If $\displaystyle U$ is connected and there exists a point $\displaystyle x_0 \in U$ such that

$\displaystyle u(x_0)=\max_{\bar{U}}u$,

then $\displaystyle u=const$ in $\displaystyle U$.

I wonder if I got this right. The weak principle means that the maximal value on $\displaystyle \bar{U}$ of a harmonic function is necessarily attained in a boundary point, i.e. there are no solely interior points which give maximal values for a harmonic function. Although it may be that there are points $\displaystyle x \in \partial U$ and $\displaystyle y \in U$ such that

$\displaystyle u(y)=\max_{\bar{U}}u=u(x)$,

in which case the shape of $\displaystyle U$ may cause the function to be constant (i.e. in case $\displaystyle U$ is connected and so 2) holds); but if $\displaystyle U$ isanyopen set nothing specific is known about $\displaystyle u$, i.e. it may rather be non-constant.

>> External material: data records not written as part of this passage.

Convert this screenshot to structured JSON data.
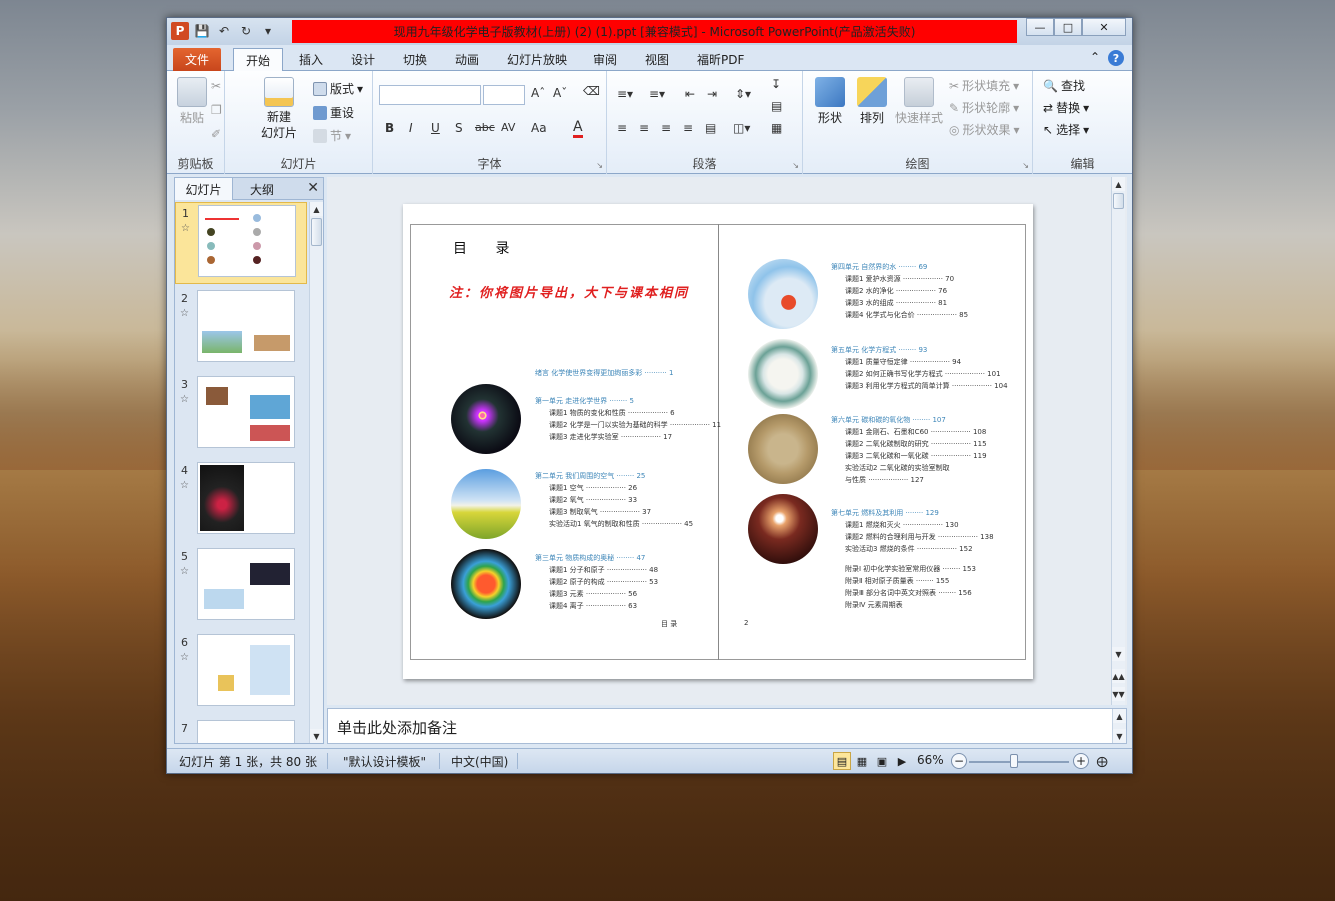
{
  "window": {
    "title": "现用九年级化学电子版教材(上册) (2) (1).ppt [兼容模式] - Microsoft PowerPoint(产品激活失败)",
    "app_icon": "P"
  },
  "tabs": [
    "文件",
    "开始",
    "插入",
    "设计",
    "切换",
    "动画",
    "幻灯片放映",
    "审阅",
    "视图",
    "福昕PDF"
  ],
  "ribbon": {
    "clipboard": {
      "label": "剪贴板",
      "paste": "粘贴"
    },
    "slides": {
      "label": "幻灯片",
      "new_slide_line1": "新建",
      "new_slide_line2": "幻灯片",
      "layout": "版式",
      "reset": "重设",
      "section": "节"
    },
    "font": {
      "label": "字体",
      "bold": "B",
      "italic": "I",
      "underline": "U",
      "shadow": "S",
      "strike": "abc",
      "spacing": "AV",
      "case": "Aa",
      "color": "A"
    },
    "paragraph": {
      "label": "段落"
    },
    "drawing": {
      "label": "绘图",
      "shapes": "形状",
      "arrange": "排列",
      "quick_styles": "快速样式",
      "shape_fill": "形状填充",
      "shape_outline": "形状轮廓",
      "shape_effects": "形状效果"
    },
    "editing": {
      "label": "编辑",
      "find": "查找",
      "replace": "替换",
      "select": "选择"
    }
  },
  "left_pane": {
    "tab_slides": "幻灯片",
    "tab_outline": "大纲",
    "thumbnails": [
      "1",
      "2",
      "3",
      "4",
      "5",
      "6",
      "7"
    ]
  },
  "slide": {
    "toc_title": "目 录",
    "note": "注：你将图片导出，大下与课本相同",
    "intro": {
      "text": "绪言 化学使世界变得更加绚丽多彩",
      "page": "1"
    },
    "left_units": [
      {
        "unit": "第一单元 走进化学世界",
        "page": "5",
        "lessons": [
          {
            "t": "课题1 物质的变化和性质",
            "p": "6"
          },
          {
            "t": "课题2 化学是一门以实验为基础的科学",
            "p": "11"
          },
          {
            "t": "课题3 走进化学实验室",
            "p": "17"
          }
        ]
      },
      {
        "unit": "第二单元 我们周围的空气",
        "page": "25",
        "lessons": [
          {
            "t": "课题1 空气",
            "p": "26"
          },
          {
            "t": "课题2 氧气",
            "p": "33"
          },
          {
            "t": "课题3 制取氧气",
            "p": "37"
          },
          {
            "t": "实验活动1 氧气的制取和性质",
            "p": "45"
          }
        ]
      },
      {
        "unit": "第三单元 物质构成的奥秘",
        "page": "47",
        "lessons": [
          {
            "t": "课题1 分子和原子",
            "p": "48"
          },
          {
            "t": "课题2 原子的构成",
            "p": "53"
          },
          {
            "t": "课题3 元素",
            "p": "56"
          },
          {
            "t": "课题4 离子",
            "p": "63"
          }
        ]
      }
    ],
    "right_units": [
      {
        "unit": "第四单元 自然界的水",
        "page": "69",
        "lessons": [
          {
            "t": "课题1 爱护水资源",
            "p": "70"
          },
          {
            "t": "课题2 水的净化",
            "p": "76"
          },
          {
            "t": "课题3 水的组成",
            "p": "81"
          },
          {
            "t": "课题4 化学式与化合价",
            "p": "85"
          }
        ]
      },
      {
        "unit": "第五单元 化学方程式",
        "page": "93",
        "lessons": [
          {
            "t": "课题1 质量守恒定律",
            "p": "94"
          },
          {
            "t": "课题2 如何正确书写化学方程式",
            "p": "101"
          },
          {
            "t": "课题3 利用化学方程式的简单计算",
            "p": "104"
          }
        ]
      },
      {
        "unit": "第六单元 碳和碳的氧化物",
        "page": "107",
        "lessons": [
          {
            "t": "课题1 金刚石、石墨和C60",
            "p": "108"
          },
          {
            "t": "课题2 二氧化碳制取的研究",
            "p": "115"
          },
          {
            "t": "课题3 二氧化碳和一氧化碳",
            "p": "119"
          },
          {
            "t": "实验活动2 二氧化碳的实验室制取",
            "p": ""
          },
          {
            "t": "与性质",
            "p": "127"
          }
        ]
      },
      {
        "unit": "第七单元 燃料及其利用",
        "page": "129",
        "lessons": [
          {
            "t": "课题1 燃烧和灭火",
            "p": "130"
          },
          {
            "t": "课题2 燃料的合理利用与开发",
            "p": "138"
          },
          {
            "t": "实验活动3 燃烧的条件",
            "p": "152"
          }
        ]
      }
    ],
    "appendix": [
      {
        "t": "附录Ⅰ 初中化学实验室常用仪器",
        "p": "153"
      },
      {
        "t": "附录Ⅱ 相对原子质量表",
        "p": "155"
      },
      {
        "t": "附录Ⅲ 部分名词中英文对照表",
        "p": "156"
      },
      {
        "t": "附录Ⅳ 元素周期表",
        "p": ""
      }
    ],
    "page_left": "目 录",
    "page_right": "2"
  },
  "notes_placeholder": "单击此处添加备注",
  "status": {
    "slide_info": "幻灯片 第 1 张，共 80 张",
    "theme": "\"默认设计模板\"",
    "language": "中文(中国)",
    "zoom": "66%",
    "zoom_fraction": 0.45
  },
  "colors": {
    "accent_red": "#ff0000",
    "file_tab": "#d14a22",
    "toc_blue": "#3d86b8",
    "note_red": "#e02020"
  }
}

I wonder why the conclusion of the strong version holds just for $\displaystyle U$ and not for $\displaystyle \bar{U}$. I mean 1) holds anyway and $\displaystyle u \in C(\bar{U})$.Doesn't this, together with 2), imply that $\displaystyle u$ is constant on the boundary?The proof of the strong version, however, works only with $\displaystyle U$, so that it's no big deal to accept it as it is.